“The employer brought forward a large regressive proposal package to the table, which is lowering staff morale and causing stress for the members,” said Jamie Mellor, president of Local 5791.
“Historically, CUPE Local 5791 has been very reasonable at the bargaining table and has been considerate of the MacKenzie’s financial challenges. We continue to be reasonable in this round, but the employer’s approach is making progress difficult,” added Mellor. “It is disappointing to see this behaviour after so many years of amicable labour relations and negotiations.”
The employer has hired an outside consultant and has proposed many concessions to the collective agreement. These concessions include eliminating severance pay while at the same time issuing lay-off notices to two employees and suggesting that there may be more lay-offs. Other proposals include eliminating employees’ ability to manage their work within flexible hours that meet their personal needs as well as the gallery’s needs. In addition, the MacKenzie Art Gallery is attempting to remove five full-time positions with supervisory duties from the bargaining unit and is seeking to reduce vacation entitlements for employees hired after April 1, 2016.

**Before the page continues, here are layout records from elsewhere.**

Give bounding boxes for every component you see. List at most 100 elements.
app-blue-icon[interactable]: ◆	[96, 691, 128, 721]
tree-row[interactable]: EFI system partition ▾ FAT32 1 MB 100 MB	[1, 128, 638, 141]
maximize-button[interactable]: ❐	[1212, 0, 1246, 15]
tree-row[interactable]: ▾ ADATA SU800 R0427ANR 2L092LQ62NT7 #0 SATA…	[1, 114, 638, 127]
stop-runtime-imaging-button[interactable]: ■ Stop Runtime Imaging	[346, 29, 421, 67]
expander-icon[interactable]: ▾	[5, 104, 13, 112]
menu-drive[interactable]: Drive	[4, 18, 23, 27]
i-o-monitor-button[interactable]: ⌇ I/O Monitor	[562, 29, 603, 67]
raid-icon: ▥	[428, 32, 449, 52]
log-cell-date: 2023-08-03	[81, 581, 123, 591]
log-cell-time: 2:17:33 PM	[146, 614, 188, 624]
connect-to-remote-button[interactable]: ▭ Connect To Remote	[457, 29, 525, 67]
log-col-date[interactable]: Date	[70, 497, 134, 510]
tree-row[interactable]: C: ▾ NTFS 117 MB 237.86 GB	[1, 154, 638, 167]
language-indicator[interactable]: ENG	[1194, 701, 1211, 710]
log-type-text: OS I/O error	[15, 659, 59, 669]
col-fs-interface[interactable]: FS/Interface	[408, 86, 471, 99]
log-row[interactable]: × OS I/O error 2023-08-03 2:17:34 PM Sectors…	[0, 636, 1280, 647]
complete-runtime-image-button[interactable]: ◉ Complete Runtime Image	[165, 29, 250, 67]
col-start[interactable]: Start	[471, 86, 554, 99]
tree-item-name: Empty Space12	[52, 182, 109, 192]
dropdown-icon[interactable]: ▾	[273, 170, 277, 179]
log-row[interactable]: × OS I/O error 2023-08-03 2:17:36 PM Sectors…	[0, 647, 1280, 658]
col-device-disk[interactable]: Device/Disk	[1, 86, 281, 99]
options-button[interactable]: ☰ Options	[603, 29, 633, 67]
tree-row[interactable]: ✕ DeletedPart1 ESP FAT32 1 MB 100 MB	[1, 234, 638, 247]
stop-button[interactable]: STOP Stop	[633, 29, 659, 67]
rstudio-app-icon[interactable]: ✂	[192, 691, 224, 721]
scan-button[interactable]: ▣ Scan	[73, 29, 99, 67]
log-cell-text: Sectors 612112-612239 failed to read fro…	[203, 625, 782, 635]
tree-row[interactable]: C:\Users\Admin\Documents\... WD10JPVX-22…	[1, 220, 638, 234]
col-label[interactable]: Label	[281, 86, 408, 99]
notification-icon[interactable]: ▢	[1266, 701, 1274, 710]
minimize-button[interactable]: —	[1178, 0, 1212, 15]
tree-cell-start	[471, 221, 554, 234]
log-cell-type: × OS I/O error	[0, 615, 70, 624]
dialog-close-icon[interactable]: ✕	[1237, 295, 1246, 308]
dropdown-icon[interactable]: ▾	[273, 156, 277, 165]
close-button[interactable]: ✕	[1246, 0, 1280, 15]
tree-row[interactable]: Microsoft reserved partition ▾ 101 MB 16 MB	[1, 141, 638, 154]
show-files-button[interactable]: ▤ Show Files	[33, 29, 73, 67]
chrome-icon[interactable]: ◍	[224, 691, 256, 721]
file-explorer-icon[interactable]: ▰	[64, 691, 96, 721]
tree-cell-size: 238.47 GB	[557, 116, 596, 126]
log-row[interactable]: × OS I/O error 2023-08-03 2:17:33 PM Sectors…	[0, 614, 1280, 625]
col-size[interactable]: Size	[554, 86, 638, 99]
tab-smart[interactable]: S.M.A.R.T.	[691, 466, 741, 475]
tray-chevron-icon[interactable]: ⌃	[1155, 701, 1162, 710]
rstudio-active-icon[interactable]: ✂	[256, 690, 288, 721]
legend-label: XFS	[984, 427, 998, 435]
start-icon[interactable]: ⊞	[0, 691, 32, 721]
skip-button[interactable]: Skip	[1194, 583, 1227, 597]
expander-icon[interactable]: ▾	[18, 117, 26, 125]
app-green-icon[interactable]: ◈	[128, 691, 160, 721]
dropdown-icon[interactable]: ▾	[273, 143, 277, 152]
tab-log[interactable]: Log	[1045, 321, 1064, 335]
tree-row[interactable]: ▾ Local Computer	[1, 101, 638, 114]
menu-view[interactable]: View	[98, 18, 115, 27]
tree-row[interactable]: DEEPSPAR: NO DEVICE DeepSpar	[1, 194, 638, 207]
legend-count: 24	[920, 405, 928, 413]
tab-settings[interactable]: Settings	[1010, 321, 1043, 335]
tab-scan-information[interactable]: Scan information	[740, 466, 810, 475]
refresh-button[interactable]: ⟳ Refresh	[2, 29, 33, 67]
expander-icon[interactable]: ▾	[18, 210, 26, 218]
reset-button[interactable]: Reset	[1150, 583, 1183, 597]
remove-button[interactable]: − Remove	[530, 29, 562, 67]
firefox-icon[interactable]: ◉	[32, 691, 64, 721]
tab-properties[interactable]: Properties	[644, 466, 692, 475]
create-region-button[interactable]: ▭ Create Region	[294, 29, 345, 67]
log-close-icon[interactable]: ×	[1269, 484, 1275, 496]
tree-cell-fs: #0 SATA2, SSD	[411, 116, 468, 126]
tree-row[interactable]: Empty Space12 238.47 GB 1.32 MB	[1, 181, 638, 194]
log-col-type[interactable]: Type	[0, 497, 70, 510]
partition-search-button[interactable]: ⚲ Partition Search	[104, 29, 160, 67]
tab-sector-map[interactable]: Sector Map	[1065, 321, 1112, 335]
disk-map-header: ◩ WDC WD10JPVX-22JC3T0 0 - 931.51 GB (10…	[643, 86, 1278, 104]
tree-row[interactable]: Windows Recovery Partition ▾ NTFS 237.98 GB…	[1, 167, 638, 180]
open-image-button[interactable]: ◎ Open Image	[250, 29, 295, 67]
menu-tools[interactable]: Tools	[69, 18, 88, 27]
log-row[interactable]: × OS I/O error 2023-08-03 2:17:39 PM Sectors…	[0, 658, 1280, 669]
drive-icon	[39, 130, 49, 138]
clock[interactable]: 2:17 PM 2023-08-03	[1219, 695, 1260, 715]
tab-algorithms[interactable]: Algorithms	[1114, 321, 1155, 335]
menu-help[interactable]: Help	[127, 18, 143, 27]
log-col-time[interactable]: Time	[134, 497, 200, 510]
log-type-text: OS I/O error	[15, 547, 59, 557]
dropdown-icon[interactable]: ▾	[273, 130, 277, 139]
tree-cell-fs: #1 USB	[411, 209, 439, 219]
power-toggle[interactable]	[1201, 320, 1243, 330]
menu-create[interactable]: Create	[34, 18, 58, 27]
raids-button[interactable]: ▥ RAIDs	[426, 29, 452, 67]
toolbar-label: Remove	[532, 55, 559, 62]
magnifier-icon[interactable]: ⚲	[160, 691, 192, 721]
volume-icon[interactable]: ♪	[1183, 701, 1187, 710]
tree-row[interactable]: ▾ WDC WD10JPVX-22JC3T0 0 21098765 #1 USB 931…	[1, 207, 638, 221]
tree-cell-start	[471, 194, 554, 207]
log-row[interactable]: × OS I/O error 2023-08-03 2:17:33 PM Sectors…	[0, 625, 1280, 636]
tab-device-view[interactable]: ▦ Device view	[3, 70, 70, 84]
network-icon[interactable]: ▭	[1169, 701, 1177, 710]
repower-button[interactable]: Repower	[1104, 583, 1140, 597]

“Employees of the MacKenzie Art Gallery have always worked as a dedicated team, producing high quality arts programming for the public. This work often requires employees to be flexible and generous with their time in order to meet deadlines and to address unanticipated events,” said Marie Olinik, a CUPE Local 5791 MacKenzie Art Gallery bargaining unit member. “Hours of work has been a particularly contentious issue at this round of bargaining. It’s our view that the employer’s proposals would actually harm gallery operations and increase costs.”
“We will continue to attempt to reach a negotiated agreement, but the management at the Mackenzie Art Gallery needs to know that our members have strong concerns with the concessions it is trying to push,” said Mellor.
Members of CUPE Local 5791 have been without a contract since March 31, 2015.